A Thurston County Superior Court judge ruled today a proposed ballot measure to enact a city income tax in Olympia is illegal. The Olympia City Council requested an injunction to keep the proposal off the November ballot. Based on the very clear ban in state law on local income taxes, the judge's decision was not a surprise and should help put the brakes on income tax supporters' efforts to "city shop" for a local electorate willing to set up a test case to see if the current state Supreme Court will uphold 80 years of case law banning graduated income taxes.
The city shopping attempt to force a test case is no surprise given the consistent and overwhelming failure to impose an income tax at the state level.

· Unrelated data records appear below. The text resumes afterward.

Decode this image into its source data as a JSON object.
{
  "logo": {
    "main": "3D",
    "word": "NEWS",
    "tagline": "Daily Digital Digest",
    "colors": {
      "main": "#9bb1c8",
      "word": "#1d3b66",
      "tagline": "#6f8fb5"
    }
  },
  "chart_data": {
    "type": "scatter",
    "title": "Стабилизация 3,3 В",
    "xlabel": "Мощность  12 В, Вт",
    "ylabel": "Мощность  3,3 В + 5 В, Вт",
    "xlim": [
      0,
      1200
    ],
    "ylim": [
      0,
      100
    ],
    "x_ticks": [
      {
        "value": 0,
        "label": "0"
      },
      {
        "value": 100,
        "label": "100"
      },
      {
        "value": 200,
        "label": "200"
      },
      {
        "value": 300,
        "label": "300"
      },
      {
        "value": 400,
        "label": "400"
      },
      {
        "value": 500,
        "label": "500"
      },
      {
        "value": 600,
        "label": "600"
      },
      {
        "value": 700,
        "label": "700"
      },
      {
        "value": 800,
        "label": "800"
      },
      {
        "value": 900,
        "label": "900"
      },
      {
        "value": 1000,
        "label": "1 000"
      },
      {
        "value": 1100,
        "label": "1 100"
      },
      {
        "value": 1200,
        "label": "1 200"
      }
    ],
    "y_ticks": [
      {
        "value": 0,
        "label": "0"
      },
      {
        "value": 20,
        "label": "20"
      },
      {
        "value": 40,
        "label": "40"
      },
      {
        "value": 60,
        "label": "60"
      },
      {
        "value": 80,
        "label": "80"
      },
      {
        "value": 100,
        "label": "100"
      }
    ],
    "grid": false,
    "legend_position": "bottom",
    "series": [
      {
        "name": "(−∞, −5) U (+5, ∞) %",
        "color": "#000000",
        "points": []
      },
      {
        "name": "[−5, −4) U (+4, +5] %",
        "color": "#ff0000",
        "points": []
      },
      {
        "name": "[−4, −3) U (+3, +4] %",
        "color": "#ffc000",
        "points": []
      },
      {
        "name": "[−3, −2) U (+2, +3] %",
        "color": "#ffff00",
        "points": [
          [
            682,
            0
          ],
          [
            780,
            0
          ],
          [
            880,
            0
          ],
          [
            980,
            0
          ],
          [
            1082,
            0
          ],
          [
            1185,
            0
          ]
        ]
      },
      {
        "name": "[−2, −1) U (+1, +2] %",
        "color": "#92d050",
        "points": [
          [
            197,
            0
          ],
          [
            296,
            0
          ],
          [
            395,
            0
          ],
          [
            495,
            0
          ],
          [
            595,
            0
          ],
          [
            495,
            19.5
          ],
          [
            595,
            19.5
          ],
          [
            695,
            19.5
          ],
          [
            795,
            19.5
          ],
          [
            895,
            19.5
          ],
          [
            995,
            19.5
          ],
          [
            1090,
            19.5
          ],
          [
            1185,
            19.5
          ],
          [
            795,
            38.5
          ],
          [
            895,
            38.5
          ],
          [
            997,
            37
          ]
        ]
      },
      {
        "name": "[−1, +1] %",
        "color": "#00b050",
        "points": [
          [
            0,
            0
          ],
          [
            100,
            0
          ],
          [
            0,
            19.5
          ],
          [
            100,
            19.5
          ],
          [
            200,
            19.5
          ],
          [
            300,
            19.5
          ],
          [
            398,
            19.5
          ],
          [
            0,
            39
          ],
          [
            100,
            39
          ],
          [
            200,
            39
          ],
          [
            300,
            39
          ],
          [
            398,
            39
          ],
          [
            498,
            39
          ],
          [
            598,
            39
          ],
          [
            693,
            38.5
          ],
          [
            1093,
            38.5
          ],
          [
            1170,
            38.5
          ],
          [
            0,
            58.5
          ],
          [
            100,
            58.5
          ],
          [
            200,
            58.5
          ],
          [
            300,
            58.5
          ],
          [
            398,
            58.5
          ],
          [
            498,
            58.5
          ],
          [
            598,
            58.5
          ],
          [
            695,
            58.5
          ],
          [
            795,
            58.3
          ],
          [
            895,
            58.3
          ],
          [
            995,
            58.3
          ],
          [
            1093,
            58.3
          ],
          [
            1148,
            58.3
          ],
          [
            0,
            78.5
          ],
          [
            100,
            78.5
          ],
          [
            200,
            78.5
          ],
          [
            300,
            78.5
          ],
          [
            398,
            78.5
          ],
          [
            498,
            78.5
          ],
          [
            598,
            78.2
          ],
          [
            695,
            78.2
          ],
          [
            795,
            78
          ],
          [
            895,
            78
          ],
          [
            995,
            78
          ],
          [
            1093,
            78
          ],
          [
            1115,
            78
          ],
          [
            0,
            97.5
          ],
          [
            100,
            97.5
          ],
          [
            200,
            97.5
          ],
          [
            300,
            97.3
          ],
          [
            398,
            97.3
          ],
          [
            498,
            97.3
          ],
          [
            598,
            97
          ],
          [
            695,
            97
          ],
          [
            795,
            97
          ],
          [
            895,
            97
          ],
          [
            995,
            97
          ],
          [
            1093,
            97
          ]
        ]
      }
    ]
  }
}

In fact, the last nine times voters have been asked to adopt an income tax they have resoundingly said no:
- 1934 – HJR 12: Yes 43%; No 57%
- 1936 – SJR 7: Yes 22%; No 78%
- 1938 – SJR 5: Yes 33%; No 67%
- 1942 – Constitutional Amendment: Yes 34%; No 66%
- 1944 – I-158: Yes 30%; No 70%
- 1973 – HJR 37: Yes 23%; No 77%
- 1975 – I-314: Yes 33%; No 67%
- 1982 – I-435: Yes 34%; No 66%
- 2010 – I-1098: Yes 36%; No 64%
Interestingly, three of those rejected income tax proposals were dedicated to education spending (2010 - 64% no; 1975 - 67% no; and 1973 - 77% no). Two sales tax increase proposals earmarked for education have also been rejected by voters (2004 - 60% no; and 1989 - 66% no).
Numerous state Supreme Court rulings since 1930 have interpreted Article 7, Sections 1 and 2 of the state's constitution to require taxation of property, including income, to be uniform and limited to 1%. While there is no ban on enactment of a uniform income tax limited to 1%, under eight decades of legal precedents, a graduated or targeted income tax in Washington is unconstitutional.
While the state Department of Revenue (DOR) says that description of Washington's income tax ban is accurate, it provided this qualifier in an email:
"Revenue as an agency doesn't take a position on whether the current court would follow the old precedents and hold a graduated or targeted income tax unconstitutional."
This is why there has been an ongoing effort by income tax supporters to find a test case. With today's ruling in Thurston County striking the Olympia income tax proposal from the ballot, those efforts will probably focus again back at the state level (most likely with proposals for a capital gains income tax).
Unless we want to leave the state's income tax ban up to a mere five votes on the state Supreme Court in hopes they'll follow eight decades of precedent, Washingtonians should encourage lawmakers to let the people act on a constitutional amendment making the state's ban on income taxes crystal clear and immune from judicial tinkering.